Mehr als einhundert Jahre alt sind die Bilder, an die sich der ukrainische Oberkommandierende Walerij Saluschnyj derzeit erinnert fühlt. Damals, im Ersten Weltkrieg, kämpften Millionen von Soldaten in den Schützengräben in Belgien und Frankreich. Trotz des Einsatzes von modernen Panzern, Flugzeugen und anderen neuartigen Waffen konnten die Weltkriegsarmeen nur selten größere Durchbrüche erreichen.

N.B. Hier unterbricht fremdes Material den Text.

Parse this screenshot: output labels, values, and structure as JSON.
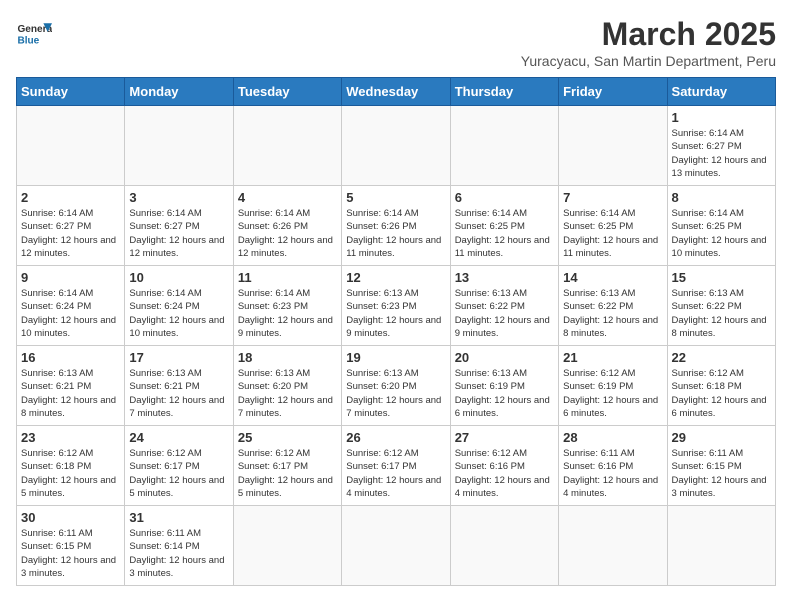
{
  "header": {
    "logo_general": "General",
    "logo_blue": "Blue",
    "month_title": "March 2025",
    "location": "Yuracyacu, San Martin Department, Peru"
  },
  "days_of_week": [
    "Sunday",
    "Monday",
    "Tuesday",
    "Wednesday",
    "Thursday",
    "Friday",
    "Saturday"
  ],
  "weeks": [
    [
      {
        "day": "",
        "info": ""
      },
      {
        "day": "",
        "info": ""
      },
      {
        "day": "",
        "info": ""
      },
      {
        "day": "",
        "info": ""
      },
      {
        "day": "",
        "info": ""
      },
      {
        "day": "",
        "info": ""
      },
      {
        "day": "1",
        "info": "Sunrise: 6:14 AM\nSunset: 6:27 PM\nDaylight: 12 hours\nand 13 minutes."
      }
    ],
    [
      {
        "day": "2",
        "info": "Sunrise: 6:14 AM\nSunset: 6:27 PM\nDaylight: 12 hours\nand 12 minutes."
      },
      {
        "day": "3",
        "info": "Sunrise: 6:14 AM\nSunset: 6:27 PM\nDaylight: 12 hours\nand 12 minutes."
      },
      {
        "day": "4",
        "info": "Sunrise: 6:14 AM\nSunset: 6:26 PM\nDaylight: 12 hours\nand 12 minutes."
      },
      {
        "day": "5",
        "info": "Sunrise: 6:14 AM\nSunset: 6:26 PM\nDaylight: 12 hours\nand 11 minutes."
      },
      {
        "day": "6",
        "info": "Sunrise: 6:14 AM\nSunset: 6:25 PM\nDaylight: 12 hours\nand 11 minutes."
      },
      {
        "day": "7",
        "info": "Sunrise: 6:14 AM\nSunset: 6:25 PM\nDaylight: 12 hours\nand 11 minutes."
      },
      {
        "day": "8",
        "info": "Sunrise: 6:14 AM\nSunset: 6:25 PM\nDaylight: 12 hours\nand 10 minutes."
      }
    ],
    [
      {
        "day": "9",
        "info": "Sunrise: 6:14 AM\nSunset: 6:24 PM\nDaylight: 12 hours\nand 10 minutes."
      },
      {
        "day": "10",
        "info": "Sunrise: 6:14 AM\nSunset: 6:24 PM\nDaylight: 12 hours\nand 10 minutes."
      },
      {
        "day": "11",
        "info": "Sunrise: 6:14 AM\nSunset: 6:23 PM\nDaylight: 12 hours\nand 9 minutes."
      },
      {
        "day": "12",
        "info": "Sunrise: 6:13 AM\nSunset: 6:23 PM\nDaylight: 12 hours\nand 9 minutes."
      },
      {
        "day": "13",
        "info": "Sunrise: 6:13 AM\nSunset: 6:22 PM\nDaylight: 12 hours\nand 9 minutes."
      },
      {
        "day": "14",
        "info": "Sunrise: 6:13 AM\nSunset: 6:22 PM\nDaylight: 12 hours\nand 8 minutes."
      },
      {
        "day": "15",
        "info": "Sunrise: 6:13 AM\nSunset: 6:22 PM\nDaylight: 12 hours\nand 8 minutes."
      }
    ],
    [
      {
        "day": "16",
        "info": "Sunrise: 6:13 AM\nSunset: 6:21 PM\nDaylight: 12 hours\nand 8 minutes."
      },
      {
        "day": "17",
        "info": "Sunrise: 6:13 AM\nSunset: 6:21 PM\nDaylight: 12 hours\nand 7 minutes."
      },
      {
        "day": "18",
        "info": "Sunrise: 6:13 AM\nSunset: 6:20 PM\nDaylight: 12 hours\nand 7 minutes."
      },
      {
        "day": "19",
        "info": "Sunrise: 6:13 AM\nSunset: 6:20 PM\nDaylight: 12 hours\nand 7 minutes."
      },
      {
        "day": "20",
        "info": "Sunrise: 6:13 AM\nSunset: 6:19 PM\nDaylight: 12 hours\nand 6 minutes."
      },
      {
        "day": "21",
        "info": "Sunrise: 6:12 AM\nSunset: 6:19 PM\nDaylight: 12 hours\nand 6 minutes."
      },
      {
        "day": "22",
        "info": "Sunrise: 6:12 AM\nSunset: 6:18 PM\nDaylight: 12 hours\nand 6 minutes."
      }
    ],
    [
      {
        "day": "23",
        "info": "Sunrise: 6:12 AM\nSunset: 6:18 PM\nDaylight: 12 hours\nand 5 minutes."
      },
      {
        "day": "24",
        "info": "Sunrise: 6:12 AM\nSunset: 6:17 PM\nDaylight: 12 hours\nand 5 minutes."
      },
      {
        "day": "25",
        "info": "Sunrise: 6:12 AM\nSunset: 6:17 PM\nDaylight: 12 hours\nand 5 minutes."
      },
      {
        "day": "26",
        "info": "Sunrise: 6:12 AM\nSunset: 6:17 PM\nDaylight: 12 hours\nand 4 minutes."
      },
      {
        "day": "27",
        "info": "Sunrise: 6:12 AM\nSunset: 6:16 PM\nDaylight: 12 hours\nand 4 minutes."
      },
      {
        "day": "28",
        "info": "Sunrise: 6:11 AM\nSunset: 6:16 PM\nDaylight: 12 hours\nand 4 minutes."
      },
      {
        "day": "29",
        "info": "Sunrise: 6:11 AM\nSunset: 6:15 PM\nDaylight: 12 hours\nand 3 minutes."
      }
    ],
    [
      {
        "day": "30",
        "info": "Sunrise: 6:11 AM\nSunset: 6:15 PM\nDaylight: 12 hours\nand 3 minutes."
      },
      {
        "day": "31",
        "info": "Sunrise: 6:11 AM\nSunset: 6:14 PM\nDaylight: 12 hours\nand 3 minutes."
      },
      {
        "day": "",
        "info": ""
      },
      {
        "day": "",
        "info": ""
      },
      {
        "day": "",
        "info": ""
      },
      {
        "day": "",
        "info": ""
      },
      {
        "day": "",
        "info": ""
      }
    ]
  ]
}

Heute stehen sich in Europa die russischen Angriffstruppen und die ukrainische Armee gegenüber. Erneut haben sich beide Seiten eingegraben, große Geländegewinne wurden seit Monaten nicht mehr erzielt. "Genau wie im Ersten Weltkrieg haben wir ein Technologielevel erreicht, das uns in ein Patt versetzt", sagt Saluschnyj der britischen Zeitschrift "The Economist".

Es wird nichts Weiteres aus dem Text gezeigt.